I think a big part of the Bible, including the overarching theme of the Book of Revelation is that question of how do you live as God’s people in the empire. How do we follow Jesus when we live in the American and Wall Street empires?
This is not easy stuff, that thing about exchanging Caesar’s coins for coins acceptable to the Temple treasury. Once those coins without Caesar’s image on them had been procured and placed in the offering, they would have to be taken from the Temple and re-exchanged for more coins with Caesar’s image. That’s how hard this stuff gets. And in cleansing the Temple, which one person noted on Facebook this week was the original Wall Street Occupation, Jesus reminded us quite vividly that it’s usually the poor who suffer the most from empire’s machinations.
How do we get out of this trap of empire ourselves, both political and economic empires and their unholy alliances?

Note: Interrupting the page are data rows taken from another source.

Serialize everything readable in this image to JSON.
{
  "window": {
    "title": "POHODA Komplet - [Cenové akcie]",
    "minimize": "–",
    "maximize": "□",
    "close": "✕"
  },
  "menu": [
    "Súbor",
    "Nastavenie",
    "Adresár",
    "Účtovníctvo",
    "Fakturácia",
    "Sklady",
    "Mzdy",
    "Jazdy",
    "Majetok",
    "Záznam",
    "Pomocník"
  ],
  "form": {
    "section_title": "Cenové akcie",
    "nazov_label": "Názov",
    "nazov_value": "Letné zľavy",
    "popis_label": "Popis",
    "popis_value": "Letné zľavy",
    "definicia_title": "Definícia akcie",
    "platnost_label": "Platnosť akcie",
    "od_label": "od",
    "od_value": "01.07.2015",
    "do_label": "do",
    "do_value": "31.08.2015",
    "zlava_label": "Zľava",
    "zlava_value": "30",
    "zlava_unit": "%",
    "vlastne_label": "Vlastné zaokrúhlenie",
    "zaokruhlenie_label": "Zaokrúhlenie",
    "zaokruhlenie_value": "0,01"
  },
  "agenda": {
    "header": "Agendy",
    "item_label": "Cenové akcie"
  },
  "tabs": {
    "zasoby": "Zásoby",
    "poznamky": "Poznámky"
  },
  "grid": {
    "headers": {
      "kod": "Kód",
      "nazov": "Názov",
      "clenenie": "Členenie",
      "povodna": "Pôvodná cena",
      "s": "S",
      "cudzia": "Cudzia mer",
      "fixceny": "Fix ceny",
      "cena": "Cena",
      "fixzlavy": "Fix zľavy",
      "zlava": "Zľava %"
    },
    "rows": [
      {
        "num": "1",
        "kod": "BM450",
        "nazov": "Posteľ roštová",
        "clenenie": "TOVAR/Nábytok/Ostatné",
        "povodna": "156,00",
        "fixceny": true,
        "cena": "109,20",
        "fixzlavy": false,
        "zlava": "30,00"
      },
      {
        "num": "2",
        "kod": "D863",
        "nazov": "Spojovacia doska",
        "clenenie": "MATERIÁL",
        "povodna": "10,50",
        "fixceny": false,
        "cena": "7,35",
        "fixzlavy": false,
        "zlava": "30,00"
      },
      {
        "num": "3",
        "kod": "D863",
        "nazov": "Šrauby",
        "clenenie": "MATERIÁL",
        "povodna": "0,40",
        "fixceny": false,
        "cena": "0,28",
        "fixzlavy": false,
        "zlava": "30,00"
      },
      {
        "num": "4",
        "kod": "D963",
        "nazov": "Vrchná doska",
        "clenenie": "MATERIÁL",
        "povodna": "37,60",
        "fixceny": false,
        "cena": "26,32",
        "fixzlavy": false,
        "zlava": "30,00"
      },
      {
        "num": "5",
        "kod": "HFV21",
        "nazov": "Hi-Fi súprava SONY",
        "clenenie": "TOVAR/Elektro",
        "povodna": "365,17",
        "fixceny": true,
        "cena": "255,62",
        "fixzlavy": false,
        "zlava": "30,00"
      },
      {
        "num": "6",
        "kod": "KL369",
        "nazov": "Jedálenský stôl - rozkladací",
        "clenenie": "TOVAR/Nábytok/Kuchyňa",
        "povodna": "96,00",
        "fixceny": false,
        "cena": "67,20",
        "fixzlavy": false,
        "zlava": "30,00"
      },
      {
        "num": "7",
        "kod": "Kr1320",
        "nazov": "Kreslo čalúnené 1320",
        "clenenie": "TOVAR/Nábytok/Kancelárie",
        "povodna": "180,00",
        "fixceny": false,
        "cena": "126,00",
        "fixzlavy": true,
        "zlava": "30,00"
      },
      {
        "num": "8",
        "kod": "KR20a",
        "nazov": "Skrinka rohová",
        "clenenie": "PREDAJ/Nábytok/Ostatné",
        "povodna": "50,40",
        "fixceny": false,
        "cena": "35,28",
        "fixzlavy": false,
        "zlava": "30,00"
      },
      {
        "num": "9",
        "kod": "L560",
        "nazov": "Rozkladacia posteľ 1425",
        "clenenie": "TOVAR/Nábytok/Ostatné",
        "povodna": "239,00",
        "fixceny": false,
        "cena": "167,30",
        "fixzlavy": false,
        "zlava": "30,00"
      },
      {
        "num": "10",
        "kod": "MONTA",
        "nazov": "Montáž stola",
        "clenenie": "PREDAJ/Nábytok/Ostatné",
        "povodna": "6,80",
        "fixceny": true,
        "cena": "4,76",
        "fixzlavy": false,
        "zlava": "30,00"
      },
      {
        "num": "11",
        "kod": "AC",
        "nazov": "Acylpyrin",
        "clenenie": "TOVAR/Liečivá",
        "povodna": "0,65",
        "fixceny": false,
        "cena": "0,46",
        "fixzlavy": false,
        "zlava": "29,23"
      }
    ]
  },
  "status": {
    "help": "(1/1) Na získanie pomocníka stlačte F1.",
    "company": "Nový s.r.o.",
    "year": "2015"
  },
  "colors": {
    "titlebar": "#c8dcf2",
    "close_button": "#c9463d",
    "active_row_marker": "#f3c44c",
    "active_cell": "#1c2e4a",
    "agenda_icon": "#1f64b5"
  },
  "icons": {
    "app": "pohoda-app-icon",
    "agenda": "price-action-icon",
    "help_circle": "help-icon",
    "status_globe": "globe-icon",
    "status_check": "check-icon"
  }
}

First of all, we need to realize we are trapped. It’s so easy to make this whole thing about following Jesus simply about heaven. But Jesus was so much about earth and empire. That’s why he taught us to pray about God’s realm, God’s empire coming to this earth. It was a challenge to the Caesar’s of this world.
Another thing we need to remember is that we don’t get out of this trap alone. This is what the Church is to be about, helping each other follow Jesus while we live in the Empire. Look at the empire he lived in. All churches are called to be alternative Christian communities, people who are learning the alternative of the realm of God to the realms of this world.
I got a call from John Bergen, our Peace and Justice Intern, on Friday morning. He said that he couldn’t meet with Mary that afternoon because there was “kind of an emergency.” His cell phone was breaking up and he said he would call later or we could call him. So I began to speculate on exactly what “kind of an emergency” exactly is. It’s obviously not an emergency. My first thought was he forgot about a paper that was due on
Friday afternoon. But there was this brief thought that went through my head wondering if he was on his way to New York City. That’s kind of an emergency.
He did call back a little later and, indeed, he was in New York. After the Occupy Wall Street Gathering Mary organized in town on Thursday, John and some of his friends took off on an all night drive to Wall Street. Mayor Bloomberg had announced that the Wall Street Occupiers were going to have to vacate the park they were in by 7:00 on Friday morning. So it was kind of an emergency. Fortunately before John and his friends got there, the Mayor backed off.
I think that was what Jesus was trying to tell the Pharisees and all of us. This is kind of an emergency. There is so much that comes into our lives everyday that we don’t take the time to notice what a grip empire has on us. But we have those coins and credit cards in our pockets. These empires demand our allegiance at every turn, but our allegiance is to God’s realm. How do we do that?
Give to the empire what’s the Empire’s. Give to God what’s God’s. Again, if I read the Book of Revelation correctly, that’s always been a primary challenge to the church and will be until the end of all things, or new beginning of all things, when the Empires are gone, the nations are healed and the Lamb sits on the Throne. But in the meantime, we are in this struggle together and we get to follow Jesus, seek God’s realm, in this empire.